Five years ago, I wrote a note titled Infor: a grown-up sleath startup. I wrote about investments Charles Phillips and his team were making including those in ION middleware and in beautification its captive design agency Hook and Loop was bringing to the product, to its events and real estate. But I was particularly excited about Infor’s industry focus. I followed up in 2014 with the Infor promise in the note It’s a Vertical World after all.
As readers know I have been disappointed with the pace of verticalization in cloud solutions. Way too many vendors spray paint an industry specific feature or two on top of their horizontal financial, HCM or CRM modules and call that verticalization. My expectations for verticalization are more demanding from two angles
- I want to see a significant industry “book of record” offering. If you say you are committed to retail, I want to see a robust offering and a sizable customer base in the merchandising area. If it is insurance, show me similar around claims processing. If it is utilities, I want to see a billing engine, and one for complex asset management and maintenance. If it is healthcare, show me electronic patient records. If it is oil and gas, show me functionality their geologists consider critical.
- I also want to see contemporary functionality. Show me something customers can plan a serious digital transformation around. So, for example, if you say you are committed to manufacturing markets show me execution support for a modern shop floor with robotics, sensors and wearables. For utilities, show me support for net metering and for plants fired by renewable fuel.
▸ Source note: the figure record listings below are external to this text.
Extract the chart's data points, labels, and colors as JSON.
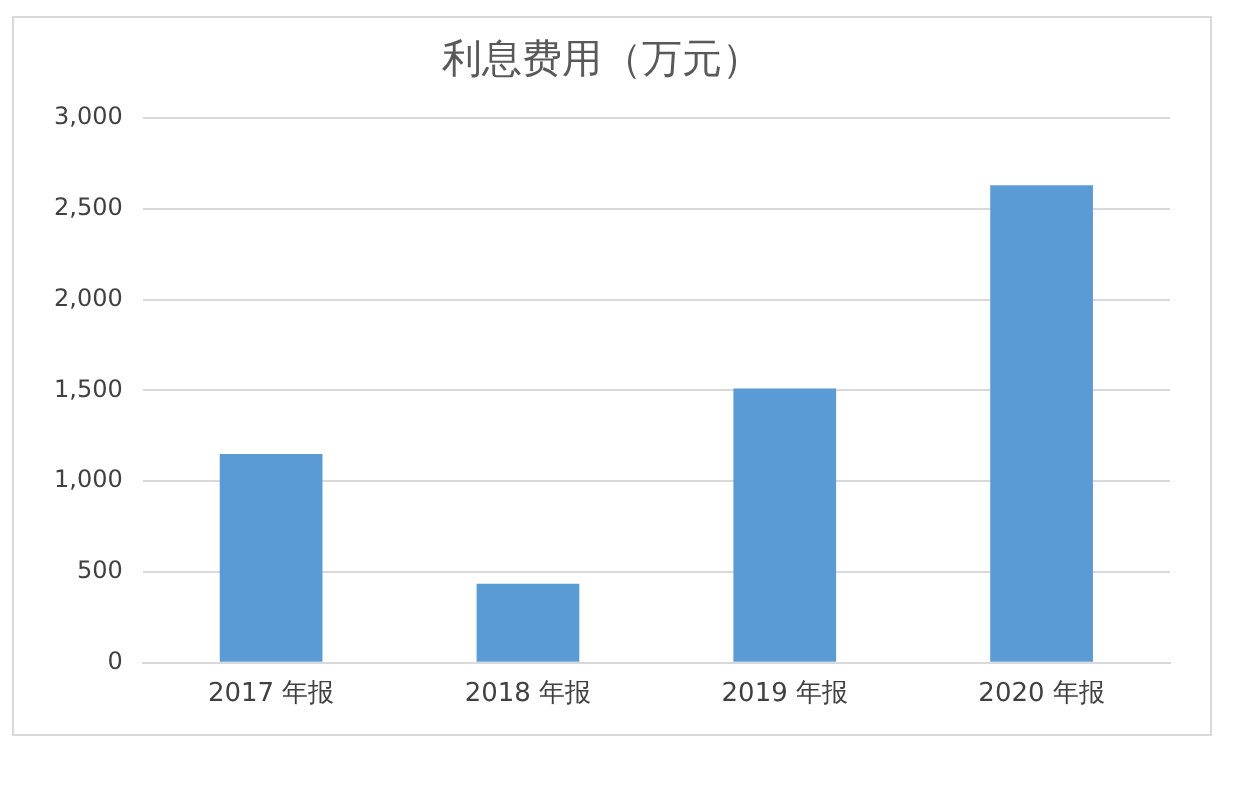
{
  "chart_data": {
    "type": "bar",
    "title": "利息费用（万元）",
    "categories": [
      "2017 年报",
      "2018 年报",
      "2019 年报",
      "2020 年报"
    ],
    "values": [
      1150,
      435,
      1510,
      2630
    ],
    "color": "#5b9bd5",
    "ylim": [
      0,
      3000
    ],
    "yticks": [
      {
        "value": 0,
        "label": "0"
      },
      {
        "value": 500,
        "label": "500"
      },
      {
        "value": 1000,
        "label": "1,000"
      },
      {
        "value": 1500,
        "label": "1,500"
      },
      {
        "value": 2000,
        "label": "2,000"
      },
      {
        "value": 2500,
        "label": "2,500"
      },
      {
        "value": 3000,
        "label": "3,000"
      }
    ],
    "grid": "y",
    "legend": false
  }
}
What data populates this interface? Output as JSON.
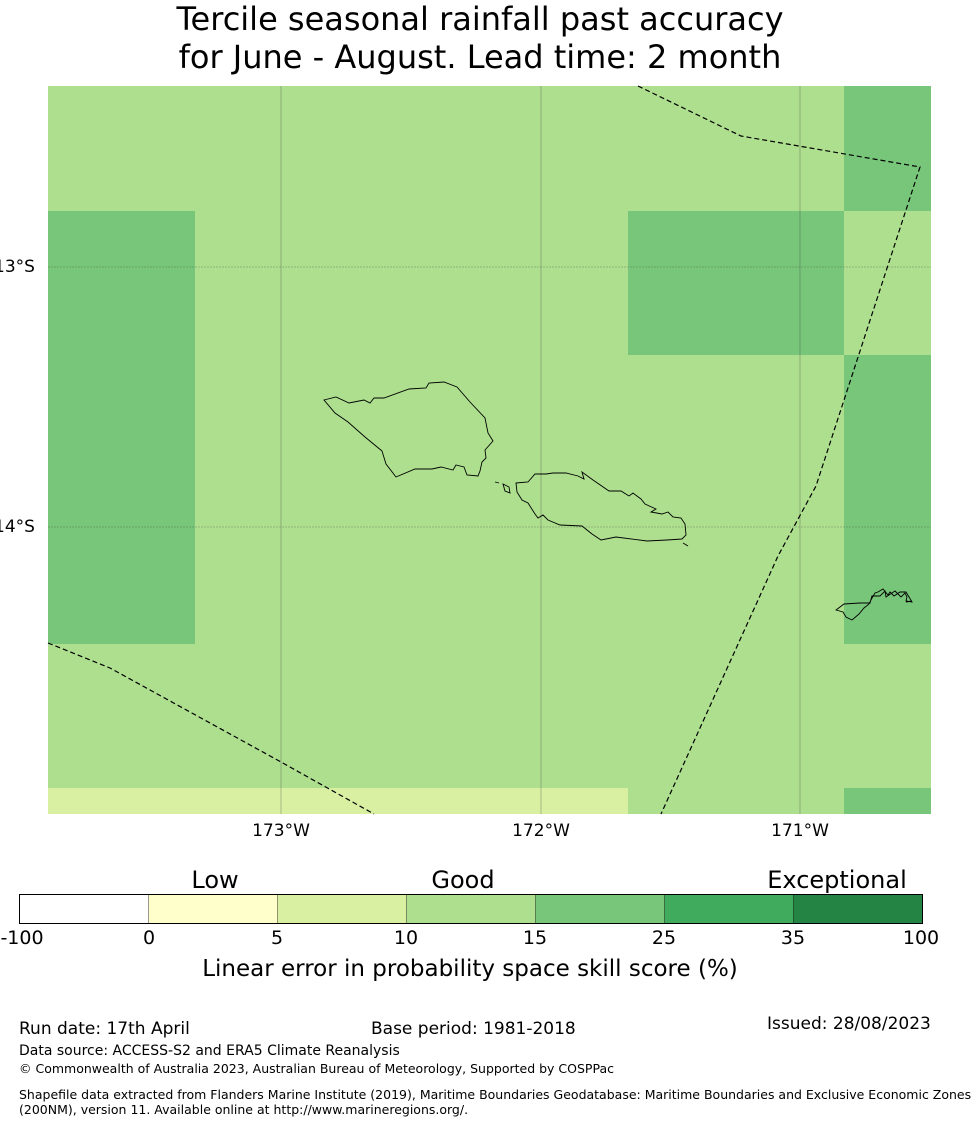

My hope was the savings to Infor not having to invest in cloud infrastructure and instead leveraging that of Amazon’s would go towards verticalization. I have seen investment in horizontal HCM, analytics, even a new general ledger. While Infor has made some industry investment, I would like to see a lot more. I want them to deliver to their tag line “we understand that making tires is different than processing milk. Processing milk is different from manufacturing apparel, and both are dramatically different from caring for sick patients”.
So, I was excited when I heard Infor has acquired Vivonet which offers solutions for POS, kiosks, kitchen systems, payments, labor scheduling, and food and labor cost management. In the press release, Infor says it already has hospitality functionality which covers property management, revenue management, asset and incident management, analytics, and artificial intelligence.
I am going to Inforum next week and am going to try and see what “books of record” major hospitality companies have adopted from Infor. I am also going to try and find out which are anchoring their digital transformations around Infor products. I travel a fair amount and must admit I do not see Infor (or other ERP competitors) show up as strategic vendors for too many in that industry.
It will be good to also see Infor progress in other industries it is focused on including healthcare, retail and manufacturing. And since it is in Washington, DC I presume we will hear about Infor’s progress in public sector and aerospace markets. In short, I am looking forward to seeing Infor’s delivery five years after I got excited about their vertical strategy.